There are two areas of focus I see for us as a community of practitioners to begin addressing these gaps:

  1. The development of open platforms and tools to facilitate the expansion of terms that can be found in the linked open data cloud, for example, the enablement of archives and libraries to contribute their local controlled vocabularies;
  2. Education about the gaps and biases that exist in datasets, and in the case of linked open data, the importance of contributing knowledge to safeguard against the further amplification and privileging of some narratives before others that can occur through the fact that linked open data enables reuse.

As open platforms for contributing knowledge, Wikidata and Wikipedia clearly provide a strong means for mending these gaps.4 [10] It is an advantage, as well, that linked open data is automatically generated when articles and records are submitted without requiring any technical knowledge of how to create linked open data. Currently, however, the actual writing of articles and contribution of data remain relatively steep learning curves. The development of simpler tools and especially tools that accommodate typical cataloging workflows, such as building the capability to contribute vocabularies to Wikidata/Wikipedia into collection management software, would help support these activities.  In terms of outreach, we should raise awareness that in contributing knowledge through such platforms, we are not only mending gaps in knowledge, but we are also building a more inclusive graph of knowledge for others to connect up with and connect into to ensure a more diverse information landscape on the web.

Footnotes

  1. https://www.getty.edu/research/tools/vocabularies/ulan/index.html
  2. The details of the project itself can be read in my final blogpost for the project “The Vision of Linked Open Data: Martin Wong and the METRO Network”, August 17, 2017 (https://mnylc.org/fellows/2017/08/03/lod_metro/ [11]).

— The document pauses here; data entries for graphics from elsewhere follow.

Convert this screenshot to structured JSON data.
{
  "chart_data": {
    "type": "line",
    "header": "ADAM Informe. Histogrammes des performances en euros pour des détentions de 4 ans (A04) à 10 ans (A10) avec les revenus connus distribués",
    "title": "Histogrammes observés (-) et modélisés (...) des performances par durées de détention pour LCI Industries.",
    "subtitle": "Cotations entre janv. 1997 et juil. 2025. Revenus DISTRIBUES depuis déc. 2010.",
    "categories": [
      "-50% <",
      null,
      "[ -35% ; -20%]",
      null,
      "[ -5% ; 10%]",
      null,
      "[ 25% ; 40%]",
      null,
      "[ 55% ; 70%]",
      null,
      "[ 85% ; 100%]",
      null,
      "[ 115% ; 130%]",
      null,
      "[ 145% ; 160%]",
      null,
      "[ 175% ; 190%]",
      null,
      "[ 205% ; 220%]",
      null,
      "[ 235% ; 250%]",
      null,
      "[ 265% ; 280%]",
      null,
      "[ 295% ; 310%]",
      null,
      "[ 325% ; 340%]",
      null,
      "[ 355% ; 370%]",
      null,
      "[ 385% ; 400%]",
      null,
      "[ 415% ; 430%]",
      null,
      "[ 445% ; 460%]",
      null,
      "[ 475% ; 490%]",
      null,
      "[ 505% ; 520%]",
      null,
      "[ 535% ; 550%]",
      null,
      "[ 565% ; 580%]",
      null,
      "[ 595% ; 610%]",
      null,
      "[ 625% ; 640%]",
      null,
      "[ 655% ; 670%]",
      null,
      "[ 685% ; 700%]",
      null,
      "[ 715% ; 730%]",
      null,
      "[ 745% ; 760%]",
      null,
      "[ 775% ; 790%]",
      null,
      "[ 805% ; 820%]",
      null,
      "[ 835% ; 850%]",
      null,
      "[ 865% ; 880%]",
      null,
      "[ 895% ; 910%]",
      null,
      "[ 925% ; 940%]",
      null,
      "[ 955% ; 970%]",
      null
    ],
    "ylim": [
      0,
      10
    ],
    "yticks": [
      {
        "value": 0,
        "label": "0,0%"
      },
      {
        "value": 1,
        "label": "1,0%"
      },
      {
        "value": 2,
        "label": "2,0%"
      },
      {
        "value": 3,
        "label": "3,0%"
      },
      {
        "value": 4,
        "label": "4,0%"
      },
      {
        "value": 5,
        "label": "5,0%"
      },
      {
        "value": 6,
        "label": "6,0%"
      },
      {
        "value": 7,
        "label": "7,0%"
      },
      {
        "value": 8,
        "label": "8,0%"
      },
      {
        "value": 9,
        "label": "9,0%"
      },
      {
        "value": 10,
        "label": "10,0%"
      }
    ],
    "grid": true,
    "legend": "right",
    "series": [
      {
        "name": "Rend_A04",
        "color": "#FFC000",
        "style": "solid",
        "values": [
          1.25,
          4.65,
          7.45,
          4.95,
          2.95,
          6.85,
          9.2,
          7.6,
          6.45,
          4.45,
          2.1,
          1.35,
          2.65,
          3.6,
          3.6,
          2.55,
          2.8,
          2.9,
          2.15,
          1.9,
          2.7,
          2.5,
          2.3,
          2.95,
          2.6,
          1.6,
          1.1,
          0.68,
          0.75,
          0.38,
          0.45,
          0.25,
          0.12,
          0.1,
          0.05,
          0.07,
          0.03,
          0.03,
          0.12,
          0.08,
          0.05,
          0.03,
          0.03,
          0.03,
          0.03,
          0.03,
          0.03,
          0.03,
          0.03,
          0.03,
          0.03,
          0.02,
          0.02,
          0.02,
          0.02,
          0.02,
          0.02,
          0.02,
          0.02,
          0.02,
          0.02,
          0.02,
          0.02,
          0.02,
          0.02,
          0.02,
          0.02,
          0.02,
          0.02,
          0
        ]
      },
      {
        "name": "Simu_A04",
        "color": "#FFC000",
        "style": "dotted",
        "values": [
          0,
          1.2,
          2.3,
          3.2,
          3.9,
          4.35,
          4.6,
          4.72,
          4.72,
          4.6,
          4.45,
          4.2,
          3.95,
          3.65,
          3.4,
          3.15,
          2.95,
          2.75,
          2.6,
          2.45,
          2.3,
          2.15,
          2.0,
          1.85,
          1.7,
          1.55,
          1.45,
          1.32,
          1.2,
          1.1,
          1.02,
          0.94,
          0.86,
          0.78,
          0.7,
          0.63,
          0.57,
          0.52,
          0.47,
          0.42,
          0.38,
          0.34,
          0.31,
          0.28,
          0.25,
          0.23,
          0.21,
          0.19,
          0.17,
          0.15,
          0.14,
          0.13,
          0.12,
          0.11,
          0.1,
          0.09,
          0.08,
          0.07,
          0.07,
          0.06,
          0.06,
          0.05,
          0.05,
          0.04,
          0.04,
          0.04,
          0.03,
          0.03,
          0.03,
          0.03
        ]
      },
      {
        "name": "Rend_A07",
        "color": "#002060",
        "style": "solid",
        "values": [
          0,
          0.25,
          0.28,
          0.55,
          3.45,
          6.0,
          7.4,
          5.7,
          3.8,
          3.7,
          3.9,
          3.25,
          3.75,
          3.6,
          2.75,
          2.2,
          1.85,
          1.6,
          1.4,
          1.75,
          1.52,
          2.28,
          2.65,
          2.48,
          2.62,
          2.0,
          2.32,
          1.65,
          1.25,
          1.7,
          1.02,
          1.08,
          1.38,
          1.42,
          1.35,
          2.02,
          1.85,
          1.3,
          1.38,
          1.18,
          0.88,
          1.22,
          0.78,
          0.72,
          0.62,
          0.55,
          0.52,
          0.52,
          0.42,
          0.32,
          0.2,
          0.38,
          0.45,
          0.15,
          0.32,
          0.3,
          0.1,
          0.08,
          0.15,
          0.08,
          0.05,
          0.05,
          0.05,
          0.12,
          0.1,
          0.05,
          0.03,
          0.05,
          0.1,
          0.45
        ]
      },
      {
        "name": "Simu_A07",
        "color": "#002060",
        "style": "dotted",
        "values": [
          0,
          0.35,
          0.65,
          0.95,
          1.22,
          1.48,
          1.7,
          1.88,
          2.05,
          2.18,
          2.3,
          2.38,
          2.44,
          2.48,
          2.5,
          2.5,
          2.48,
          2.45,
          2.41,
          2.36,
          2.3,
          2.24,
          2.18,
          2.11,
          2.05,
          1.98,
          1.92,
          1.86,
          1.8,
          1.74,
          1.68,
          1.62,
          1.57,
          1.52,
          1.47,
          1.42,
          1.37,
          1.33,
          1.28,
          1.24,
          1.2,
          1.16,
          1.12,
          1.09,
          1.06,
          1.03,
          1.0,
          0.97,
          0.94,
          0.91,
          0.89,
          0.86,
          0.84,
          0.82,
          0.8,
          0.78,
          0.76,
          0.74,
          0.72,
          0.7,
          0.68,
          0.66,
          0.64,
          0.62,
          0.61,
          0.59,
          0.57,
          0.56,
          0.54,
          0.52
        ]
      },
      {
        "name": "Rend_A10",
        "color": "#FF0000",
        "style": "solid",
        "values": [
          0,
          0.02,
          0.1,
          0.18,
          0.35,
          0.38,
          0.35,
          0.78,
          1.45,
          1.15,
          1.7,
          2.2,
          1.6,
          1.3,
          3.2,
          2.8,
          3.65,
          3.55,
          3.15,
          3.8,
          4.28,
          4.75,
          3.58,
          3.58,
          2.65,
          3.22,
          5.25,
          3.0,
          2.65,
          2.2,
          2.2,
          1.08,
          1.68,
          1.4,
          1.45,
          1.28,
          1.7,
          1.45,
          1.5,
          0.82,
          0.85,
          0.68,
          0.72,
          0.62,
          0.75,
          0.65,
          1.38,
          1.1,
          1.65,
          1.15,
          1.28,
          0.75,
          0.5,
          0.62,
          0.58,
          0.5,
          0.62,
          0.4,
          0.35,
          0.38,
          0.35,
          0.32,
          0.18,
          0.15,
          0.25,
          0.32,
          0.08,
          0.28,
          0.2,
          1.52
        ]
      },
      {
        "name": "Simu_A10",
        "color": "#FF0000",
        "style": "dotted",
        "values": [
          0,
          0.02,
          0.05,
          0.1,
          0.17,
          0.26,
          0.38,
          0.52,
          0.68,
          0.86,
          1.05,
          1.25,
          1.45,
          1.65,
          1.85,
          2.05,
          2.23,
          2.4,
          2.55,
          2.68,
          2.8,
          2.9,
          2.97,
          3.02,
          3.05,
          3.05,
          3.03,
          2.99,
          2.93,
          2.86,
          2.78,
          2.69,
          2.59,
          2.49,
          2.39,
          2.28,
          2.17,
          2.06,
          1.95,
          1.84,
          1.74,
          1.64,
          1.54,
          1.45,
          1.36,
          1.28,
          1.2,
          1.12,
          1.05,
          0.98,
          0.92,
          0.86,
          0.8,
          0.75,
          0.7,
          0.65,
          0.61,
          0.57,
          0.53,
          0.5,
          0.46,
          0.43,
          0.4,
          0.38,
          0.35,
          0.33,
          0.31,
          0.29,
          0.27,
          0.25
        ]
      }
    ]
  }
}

I have also written a blogpost on using OpenRefine’s reconciliation services here: (https://mnylc.org/fellows/2017/03/17/using-openrefine-to-reconcile-name-entities/ [12])
  3. For ULAN and LCNAF, reconciliation was performed by retrieving linked data for names from the Virtual International Authority File (VIAF), which links records for a person or title from many different national libraries and similar databases into a single cluster record. [13]
  4. Another example of an open platform for the creation of linked open data that I have worked with would be the more music domain-specific database MusicBrainz [14].